Similar to the dog, the aim of surgical treatment is to increase the area of the rima glottidis. 16 Although such surgeries will alleviate the clinical signs of airway obstruction, they are also associated with a number of potential serious complications, including aspiration pneumonia, laryngeal webbing, surgical failure, seroma formation at the surgical site, airway re-obstruction secondary to laryngeal oedema and transient Horner’s syndrome. 14 In clinical cases of bilateral laryngeal paralysis in the dog, various modifications of the unilateral arytenoid lateralisation procedure have been reported, including cricoarytenoid, thyroarytenoid and a combination of cricoarytenoid/thyroarytenoid lateralisation.17–19 In addition, studies have reported the effects of modifications to the arytenoid lateralisation procedure in cadaveric canine larynges.16,20,21 The overall aim of such studies is to define the most effective surgical management for laryngeal paralysis that is associated with the minimal number of complications.
Currently, in the cat there are no studies investigating similar modifications to the ‘standard’ arytenoid lateralisation procedure described previously.6,8 The aim of this study was to document and compare the percentage increase in arytenoid cartilage abduction in ex vivo cat larynges on which two modifications of the unilateral arytenoid lateralisation surgical procedures were performed. In addition, for both surgical procedures, an assessment of epiglottic coverage of the entrance to the larynx was performed.
Materials and methods
The tongue, larynx, cervical trachea and oesophagus were harvested en bloc from 20 mature domestic shorthair cats euthanased for reasons unrelated to this study. None of the cats was euthanased for reasons of respiratory disease or respiratory compromise. All larynges appeared anatomically normal. They were washed and wrapped in saline soaked swabs (0.9% NaCl) before being stored at −18°C. All larynges were used within 4 weeks of harvest and frozen storage. On the day of study, the larynges were allowed to defrost and warm to room temperature before being further washed in room temperature normal saline. The tongue and oesophagus were resected from each larynx prior to obtaining any measurements or performing any surgical intervention. A stay suture of 4/0 polypropylene (Prolene; Ethicon) was inserted through the tip of the epiglottis, and both suture ends were clamped in the jaws of a pair of Halstead mosquito forceps to allow manipulation of the epiglottis. A 0.3 mm diameter pin (Watkins and Doncaster) was inserted through the thyroid cartilage on the ventral floor of the rima glottidis, in the midline between the insertion of the left and right vocal folds so that its tip and shaft indicated the ventral bisection of the rima glottidis into left and right halves.

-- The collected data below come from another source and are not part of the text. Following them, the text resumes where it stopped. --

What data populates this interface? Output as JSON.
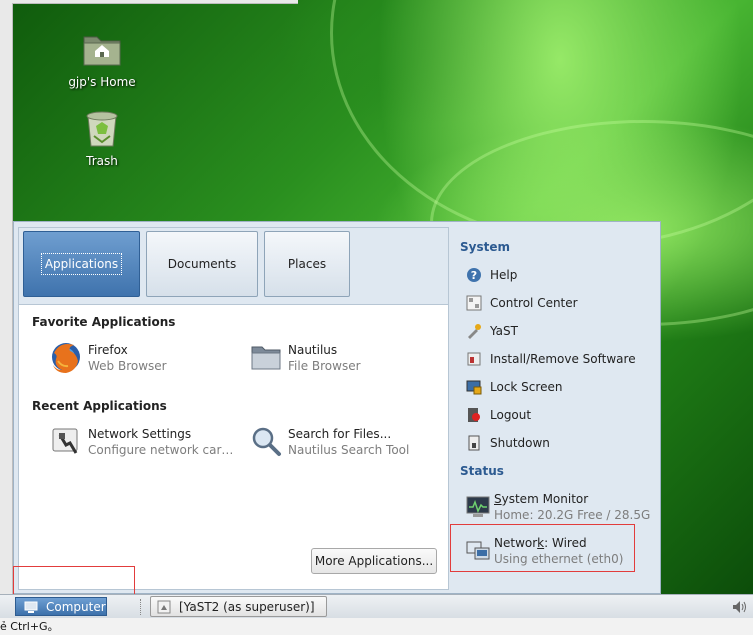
{
  "desktop": {
    "icons": [
      {
        "label": "gjp's Home",
        "icon": "home-folder-icon"
      },
      {
        "label": "Trash",
        "icon": "trash-icon"
      }
    ]
  },
  "menu": {
    "tabs": [
      {
        "label": "Applications",
        "active": true
      },
      {
        "label": "Documents",
        "active": false
      },
      {
        "label": "Places",
        "active": false
      }
    ],
    "favorites_title": "Favorite Applications",
    "favorites": [
      {
        "name": "Firefox",
        "desc": "Web Browser",
        "icon": "firefox-icon"
      },
      {
        "name": "Nautilus",
        "desc": "File Browser",
        "icon": "file-manager-icon"
      }
    ],
    "recent_title": "Recent Applications",
    "recent": [
      {
        "name": "Network Settings",
        "desc": "Configure network car…",
        "icon": "network-settings-icon"
      },
      {
        "name": "Search for Files...",
        "desc": "Nautilus Search Tool",
        "icon": "magnifier-icon"
      }
    ],
    "more_apps": "More Applications...",
    "system_title": "System",
    "system_items": [
      {
        "label": "Help",
        "icon": "help-icon"
      },
      {
        "label": "Control Center",
        "icon": "control-center-icon"
      },
      {
        "label": "YaST",
        "icon": "yast-icon"
      },
      {
        "label": "Install/Remove Software",
        "icon": "software-icon"
      },
      {
        "label": "Lock Screen",
        "icon": "lock-screen-icon"
      },
      {
        "label": "Logout",
        "icon": "logout-icon"
      },
      {
        "label": "Shutdown",
        "icon": "shutdown-icon"
      }
    ],
    "status_title": "Status",
    "status_items": [
      {
        "name_pre": "S",
        "name_ul": "",
        "name_post": "ystem Monitor",
        "full": "System Monitor",
        "desc": "Home: 20.2G Free / 28.5G",
        "icon": "system-monitor-icon"
      },
      {
        "name_pre": "Networ",
        "name_ul": "k",
        "name_post": ": Wired",
        "full": "Network: Wired",
        "desc": "Using ethernet (eth0)",
        "icon": "network-wired-icon"
      }
    ]
  },
  "taskbar": {
    "computer_label": "Computer",
    "task_label": "[YaST2 (as superuser)]"
  },
  "statusline": "ẻ Ctrl+G。",
  "colors": {
    "highlight": "#e23c3c",
    "accent": "#3f73ad"
  }
}
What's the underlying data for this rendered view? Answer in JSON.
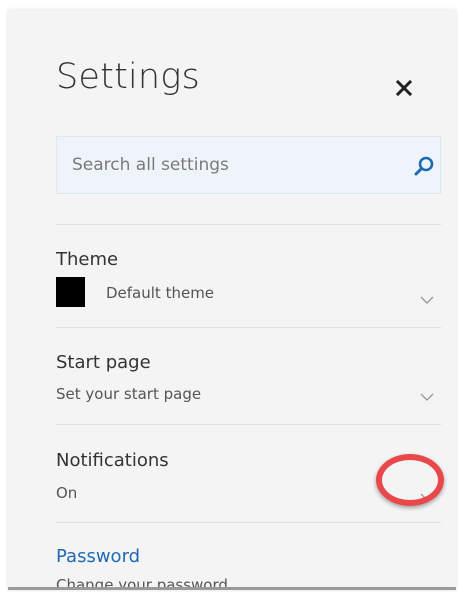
{
  "panel": {
    "title": "Settings"
  },
  "search": {
    "placeholder": "Search all settings",
    "value": ""
  },
  "sections": [
    {
      "title": "Theme",
      "subtitle": "Default theme",
      "swatch_color": "#000000"
    },
    {
      "title": "Start page",
      "subtitle": "Set your start page"
    },
    {
      "title": "Notifications",
      "subtitle": "On"
    },
    {
      "title": "Password",
      "subtitle": "Change your password",
      "is_link": true
    }
  ],
  "colors": {
    "panel_bg": "#f4f4f4",
    "search_bg": "#eef4fa",
    "link": "#1e6ab4",
    "search_icon": "#1e6ab4",
    "annotation": "#e8484b"
  },
  "icons": {
    "close": "close-icon",
    "search": "search-icon",
    "chevron": "chevron-down-icon"
  }
}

A rig was constructed that allowed each larynx to be positioned in a consistent and repeatable manner. A single reflex digital camera (Canon EOS 5D Mark IV; Canon Europa) with an attached micro lens (Canon EF 100 mm f2.8 USM Macro Lens; Canon Europa) was positioned in linear alignment with a 4.8 mm diameter Steinmann pin (Veterinary Instrumentation). Prior to obtaining images, the distal tracheal end of the tissue specimen was slid onto the end of the Steinmann pin. In each case, the pointed tip of the pin was positioned at the level of the caudal aspect of the ventral aspect of the thyroid cartilage. This ensured that the sample was consistently in linear alignment with the camera’s lens and digital sensor. Positioning the tip of the pin at this level ensured that the pin itself had no influence on the resting position of the arytenoid cartilages. A reticle with a 1 mm scale subdivided into 10 divisions of 0.1 mm (Reticle Calibration Slide; Muhwa Scientific) was placed dorsal to the larynx at the level of the cranial aspect of the arytenoid and was included in all images obtained. The 0.1 mm graduations provided a scale for calculating the lateralisation of the operated arytenoid cartilage. Images were recorded and stored to a digital memory card (SanDisk 128 GB Extreme Pro SDXC card). Images were obtained of each larynx before and after unilateral surgical abduction of the arytenoid cartilage.
Using a computer-generated random numbers table, the 20 larynges were randomly assigned to one of two groups: group LAA-dis (n = 10; unilateral arytenoid abduction with disarticulation of the arytenoid from the cricoid); and group LAA-nodis (n = 10; unilateral arytenoid abduction with no disarticulation of the arytenoid from the cricoid). All surgeries were performed by the same board-certified surgeon.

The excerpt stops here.